Когда я встретила его взгляд, мои глаза вновь наполнились слезами, но теперь это были слезы благодарности.
— Oui, monsieur. Очень хочу.
С того самого мгновения, как я ступила на родную землю, я скучала по Бельгии. Я привезла домой бесценное письмо отцу от месье Эгера, в котором тот восторженно отзывался о наших успехах в пансионате и красноречиво умолял позволить нам с Эмили возвратиться на последний год обучения — на сей раз с жалованьем в обмен на наши преподавательские услуги. Однако необходимо было разрешить два важных вопроса, прежде чем папа одобрил бы наше возвращение: кто будет вести дом после смерти тети Бренуэлл? И что делать с моим братом? В том году брата уволили с поста на железной дороге из-за скандала с пропавшими средствами. Новой работы он не нашел и все время ошивался в таверне «Черный бык». Смерть тети и Уильяма Уэйтмана произвела на него огромное впечатление.
Одним бурным ноябрьским вечером мы сидели у камина в пасторате.

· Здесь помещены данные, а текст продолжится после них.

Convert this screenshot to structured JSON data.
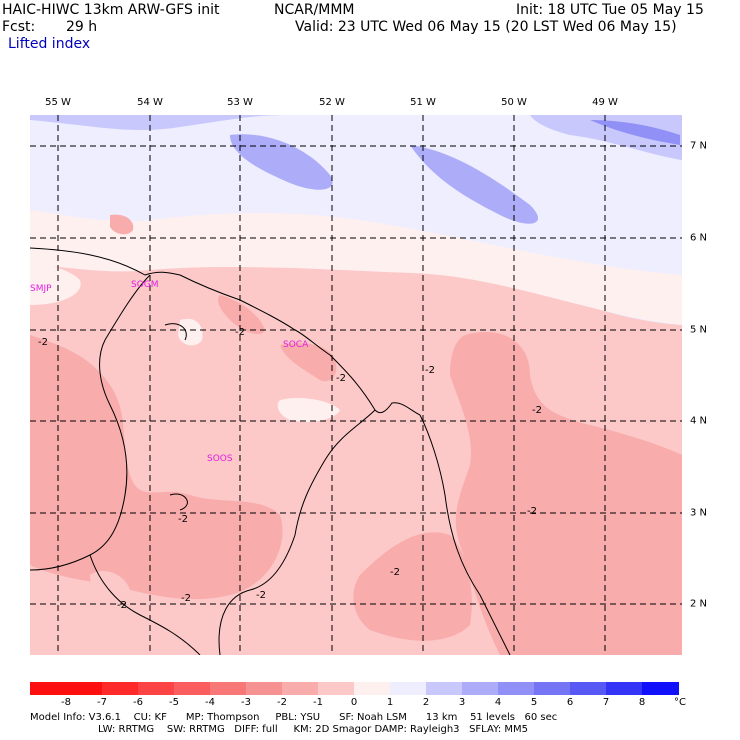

— Уилли совсем о себе не думал, — посетовал Бренуэлл. Взгляд его был влажным и отупевшим от выпивки. — Его волновали только бедные, больные и немощные. «Кто позаботится о них? — сокрушался он. — Кто займет мое место?» На свете не было человека лучше, попомни мое слово! А тетя… боже мой! Я проводил у ее кровати круглые сутки. Я стал свидетелем таких мучительных страданий, каких не пожелал бы злейшему врагу. Двадцать лет она заменяла мне мать, руководила и наставляла в счастливые дни детства — и теперь ее нет. Что мне делать без нее? Что нам делать?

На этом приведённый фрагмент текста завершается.